The measure that is used in this data for binge drinking is five drinks in one sitting for males and four drinks in one sitting for females. Some people quibble about whether that is the right number to use, but if you look at college-aged students, that level of drinking is associated with an increased risk of violence, crime, injury, vandalism, having sex without planning to and having sex without protection.
Q: As an economist, you are measuring human behavior. How does that differ from more traditional medical research in this realm?
A: We are definitely studying human behavior, but what I am doing is based on observational data. I am looking at how human beings are responding to marginal costs and marginal benefits. If you change the cost of birth control by increasing access or decreasing it, how much of a behavioral change will that make? These questions are interesting because you are asking if people will abstain from sex if they know there is a risk of pregnancy and/or STDs, or — if they have contraception, which lowers the probability of those bad things happening — are they more likely to have sex.
If you are doing medical clinical research, you can randomize people into treatment and control groups. Usually economists are working with observational data. So we see what happens to people given the choices they have already made, and we have to understand they made those choices in a context. If I observe, for instance, in the study of binge drinking that the heaviest student-drinkers have lower GPAs, that doesn't mean the drinking caused the GPA to be lower. There could be some other factor that is simultaneously leading that student to be a heavy drinker and have low grades. Or, it could be that a student was depressed because of a low grade and drank a lot. I am trying to figure out if there is something else hidden that's affecting both outcomes.

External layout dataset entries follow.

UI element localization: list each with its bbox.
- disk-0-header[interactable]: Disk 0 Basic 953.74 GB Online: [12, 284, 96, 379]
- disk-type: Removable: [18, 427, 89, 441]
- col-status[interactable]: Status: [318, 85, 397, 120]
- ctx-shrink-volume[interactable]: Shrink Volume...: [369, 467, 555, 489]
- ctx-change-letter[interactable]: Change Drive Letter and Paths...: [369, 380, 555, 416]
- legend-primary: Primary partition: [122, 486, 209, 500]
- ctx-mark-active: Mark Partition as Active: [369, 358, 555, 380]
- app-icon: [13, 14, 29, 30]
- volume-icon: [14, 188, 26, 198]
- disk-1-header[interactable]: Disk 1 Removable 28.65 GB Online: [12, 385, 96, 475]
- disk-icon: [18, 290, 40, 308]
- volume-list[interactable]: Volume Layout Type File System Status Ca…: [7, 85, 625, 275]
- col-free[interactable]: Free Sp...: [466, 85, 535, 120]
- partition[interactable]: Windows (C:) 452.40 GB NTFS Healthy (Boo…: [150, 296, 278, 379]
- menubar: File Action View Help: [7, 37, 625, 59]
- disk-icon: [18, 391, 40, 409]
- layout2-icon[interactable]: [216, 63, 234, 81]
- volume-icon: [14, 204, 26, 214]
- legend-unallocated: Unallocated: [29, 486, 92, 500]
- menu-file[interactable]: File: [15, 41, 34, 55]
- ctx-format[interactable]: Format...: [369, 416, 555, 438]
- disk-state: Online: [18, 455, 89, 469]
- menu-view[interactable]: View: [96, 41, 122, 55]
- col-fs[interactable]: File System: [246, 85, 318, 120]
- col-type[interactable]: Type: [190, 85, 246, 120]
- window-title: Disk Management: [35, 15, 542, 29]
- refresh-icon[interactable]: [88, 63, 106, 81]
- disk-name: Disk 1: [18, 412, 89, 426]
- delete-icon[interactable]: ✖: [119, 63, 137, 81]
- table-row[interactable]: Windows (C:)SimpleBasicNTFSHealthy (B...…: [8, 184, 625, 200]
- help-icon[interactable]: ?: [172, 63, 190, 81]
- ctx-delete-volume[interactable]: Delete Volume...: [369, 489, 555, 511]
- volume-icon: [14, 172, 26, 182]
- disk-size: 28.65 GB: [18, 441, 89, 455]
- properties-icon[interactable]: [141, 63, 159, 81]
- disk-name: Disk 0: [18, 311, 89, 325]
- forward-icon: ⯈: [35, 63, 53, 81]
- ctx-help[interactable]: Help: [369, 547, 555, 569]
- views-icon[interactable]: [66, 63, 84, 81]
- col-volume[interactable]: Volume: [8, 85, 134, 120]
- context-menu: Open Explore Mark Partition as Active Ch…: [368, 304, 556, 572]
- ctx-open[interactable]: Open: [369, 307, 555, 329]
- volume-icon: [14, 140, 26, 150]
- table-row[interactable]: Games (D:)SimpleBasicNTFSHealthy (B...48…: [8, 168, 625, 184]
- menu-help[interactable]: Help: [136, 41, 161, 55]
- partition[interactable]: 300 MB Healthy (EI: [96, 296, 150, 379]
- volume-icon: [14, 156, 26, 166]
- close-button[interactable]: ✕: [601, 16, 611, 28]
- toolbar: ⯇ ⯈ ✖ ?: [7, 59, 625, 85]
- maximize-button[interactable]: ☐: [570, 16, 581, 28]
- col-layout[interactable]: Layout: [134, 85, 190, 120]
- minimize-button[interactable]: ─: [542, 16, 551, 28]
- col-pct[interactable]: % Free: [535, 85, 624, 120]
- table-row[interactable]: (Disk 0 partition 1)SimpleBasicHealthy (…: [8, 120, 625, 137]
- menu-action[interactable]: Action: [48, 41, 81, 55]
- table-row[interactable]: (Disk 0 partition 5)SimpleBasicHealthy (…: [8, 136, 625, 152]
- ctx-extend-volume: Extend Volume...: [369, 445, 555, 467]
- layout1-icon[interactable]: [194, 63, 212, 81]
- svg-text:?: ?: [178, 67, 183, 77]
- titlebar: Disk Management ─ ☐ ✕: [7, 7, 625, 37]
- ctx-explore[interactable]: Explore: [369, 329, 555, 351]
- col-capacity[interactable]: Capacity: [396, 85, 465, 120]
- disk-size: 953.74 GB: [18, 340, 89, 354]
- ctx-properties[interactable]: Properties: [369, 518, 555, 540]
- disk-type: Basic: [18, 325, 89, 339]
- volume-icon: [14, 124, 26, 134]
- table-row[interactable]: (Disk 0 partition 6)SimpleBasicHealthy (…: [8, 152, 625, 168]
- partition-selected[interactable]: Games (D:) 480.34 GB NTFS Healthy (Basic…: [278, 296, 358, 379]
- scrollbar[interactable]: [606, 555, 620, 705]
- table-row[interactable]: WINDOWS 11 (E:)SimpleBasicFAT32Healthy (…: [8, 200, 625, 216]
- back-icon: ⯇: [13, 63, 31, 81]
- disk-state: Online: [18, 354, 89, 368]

For the Medicaid research, I can make a pretty good argument that these state policies are a random treatment for these women in terms of those eligible face lower contraceptive costs than those otherwise similar women who were not eligible. The method I used to try to figure out the true causal impacts of changing the price of contraception is known as a natural experiment or a quasi-experimental design. States are doing this on their own, but I can make an argument that it's random to the individual women in the sample. That allows me to act as if I have done a clinical trial where the treatment is cheaper contraception. The trick in a lot of the work I do is to try to figure out the cause from correlation.